[Cython] prange CEP updated

Dag Sverre Seljebotn d.s.seljebotn at astro.uio.no
Wed May 4 14:10:06 CEST 2011


On 05/04/2011 01:59 PM, mark florisson wrote:
> On 4 May 2011 13:54, Dag Sverre Seljebotn<d.s.seljebotn at astro.uio.no>  wrote:
>> On 05/04/2011 01:48 PM, mark florisson wrote:
>>>
>>> On 4 May 2011 13:47, mark florisson<markflorisson88 at gmail.com>    wrote:
>>>>
>>>> On 4 May 2011 13:45, Dag Sverre Seljebotn<d.s.seljebotn at astro.uio.no>
>>>>   wrote:
>>
>>>>> Look.
>>>>>
>>>>> i = 42
>>>>> for i in prange(n):
>>>>>     f(i)
>>>>> print i # want 42 whenever n == 0
>>>>>
>>>>> Now, translate this to:
>>>>>
>>>>> i = 42;
>>>>> #pragma omp parallel for firstprivate(i) lastprivate(i)
>>>>> for (temp = 0; ...; ...) {
>>>>>     i = ...
>>>>> }
>>>>> #pragma omp parallel end
>>>>> /* At this point, i == 42 if n == 0 */
>>>>>
>>>>> Am I missing something?
>>>>
>>>> Yes, 'i' may be uninitialized with nsteps>    0 (this should be valid
>>>> code). So if nsteps>    0, we need to initialize 'i' to something to get
>>>> correct behaviour with firstprivate.
>>
>> This I don't see. I think I need to be spoon-fed on this one.
>
> So assume this code
>
> cdef int i
>
> for i in prange(10): ...
>
> Now if we transform this without the guard we get
>
> int i;
>
> #pragma omp parallel for firstprivate(i) lastprivate(i)
> for (...) { ...}
>
> This is invalid C code, but valid Cython code. So we need to
> initialize 'i', but then we get our "leave it unaffected for 0
> iterations" paradox. So we need a guard.
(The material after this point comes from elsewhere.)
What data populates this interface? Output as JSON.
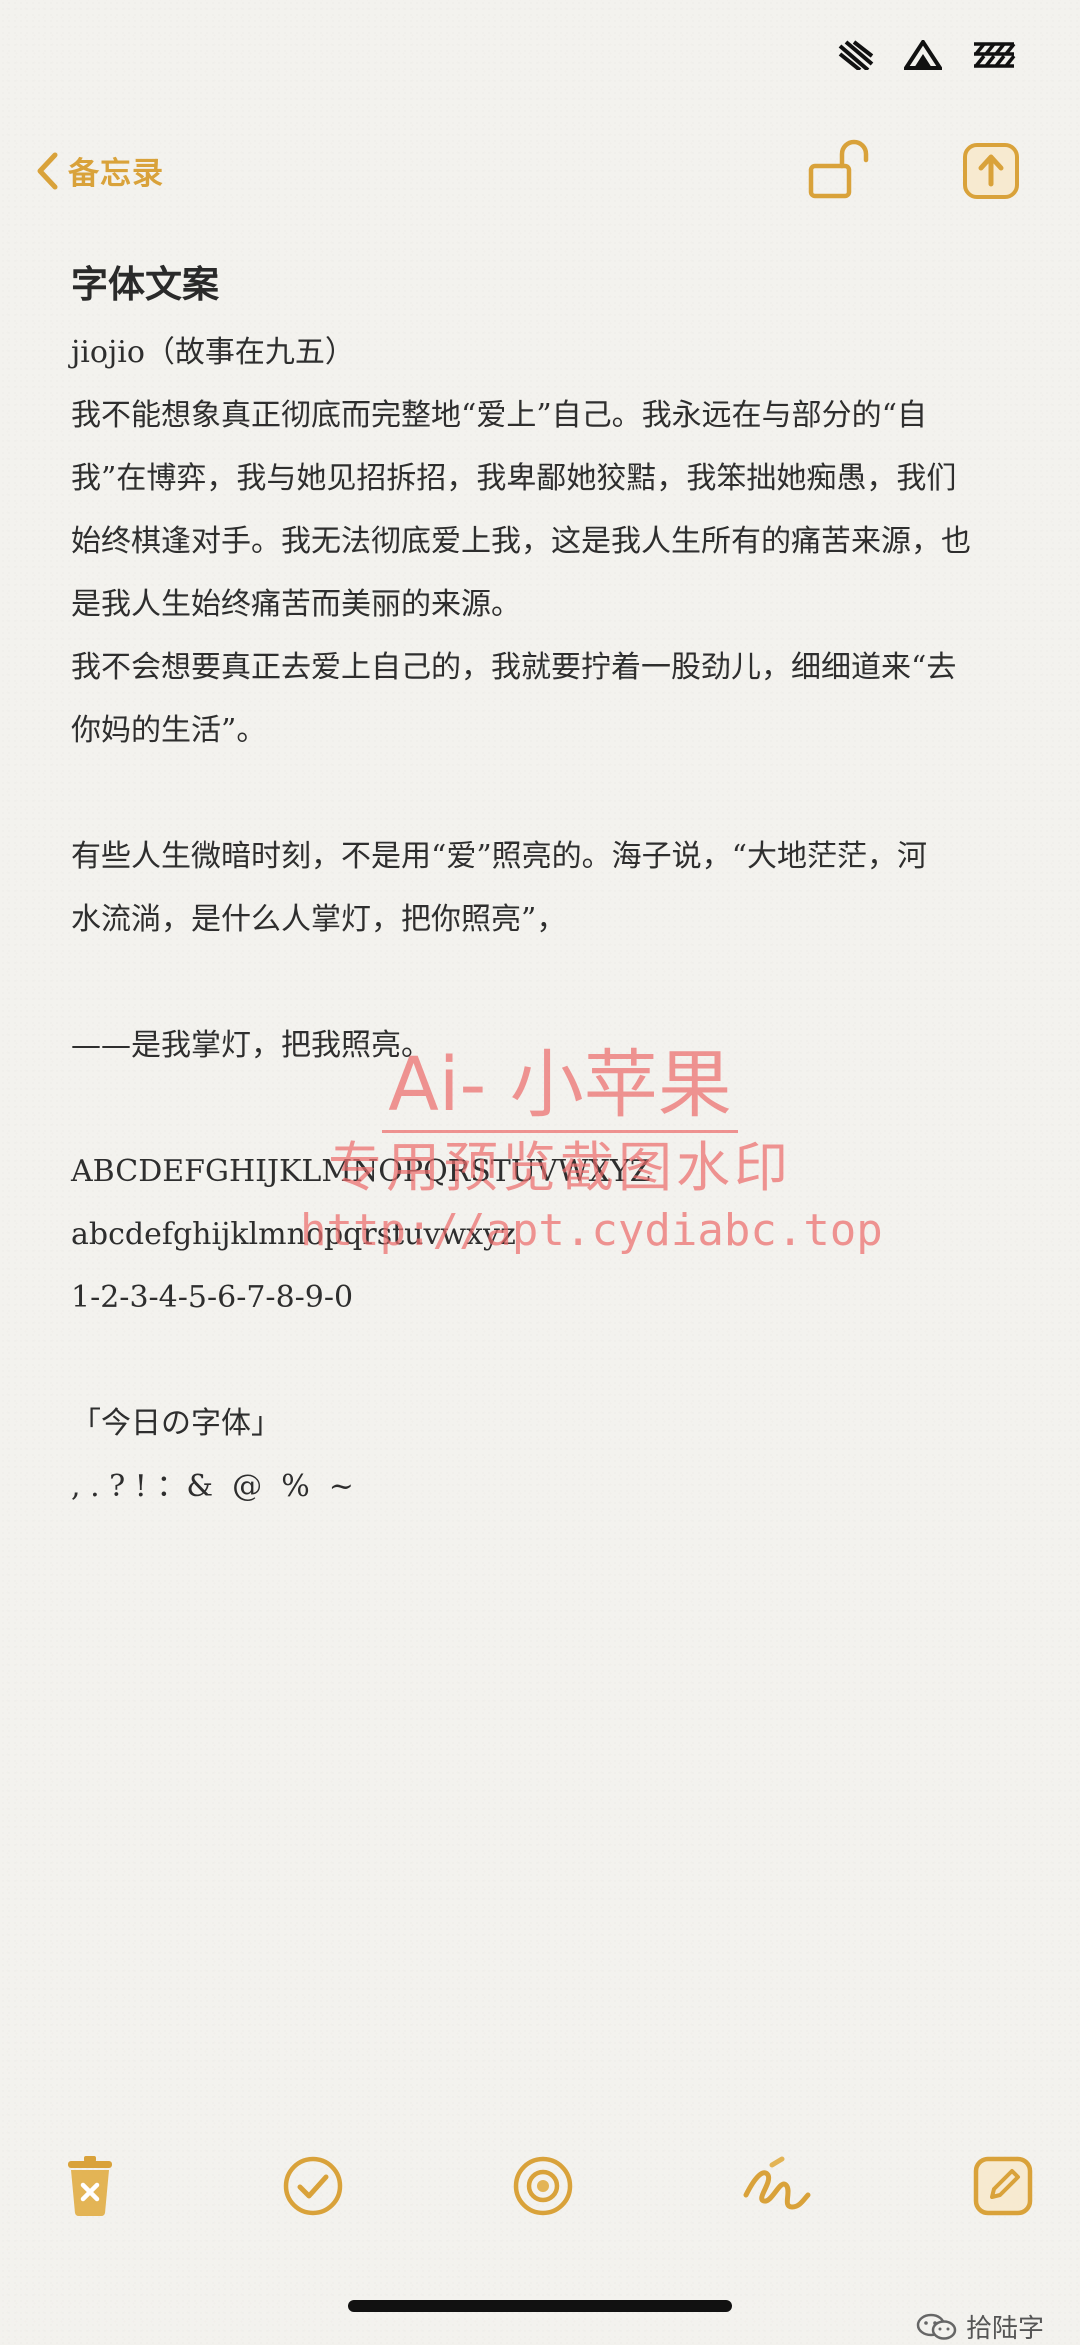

You mean C code won't compile if i is firstprivate and not initialized? 
(Sorry, I'm not aware of such things.)

My first instinct is to initialize i to 0xbadabada. After all, its value 
is not specified -- we're not violating any Cython specs by initializing 
it to garbage ourselves.

OTOH, I see that your approach with an if-test is more 
Valgrind-friendly, so I'm OK with that.

Would it work to do

if (nsteps > 0) {
     #pragma omp parallel
     i = 0;
     #pragma omp for lastprivate(i)
     for (temp = 0; ...) ...
     ...
}

instead, to get rid of the warning without using a firstprivate? Not 
sure if there's an efficiency difference here, I suppose a good C 
compiler could compile them to the same thing.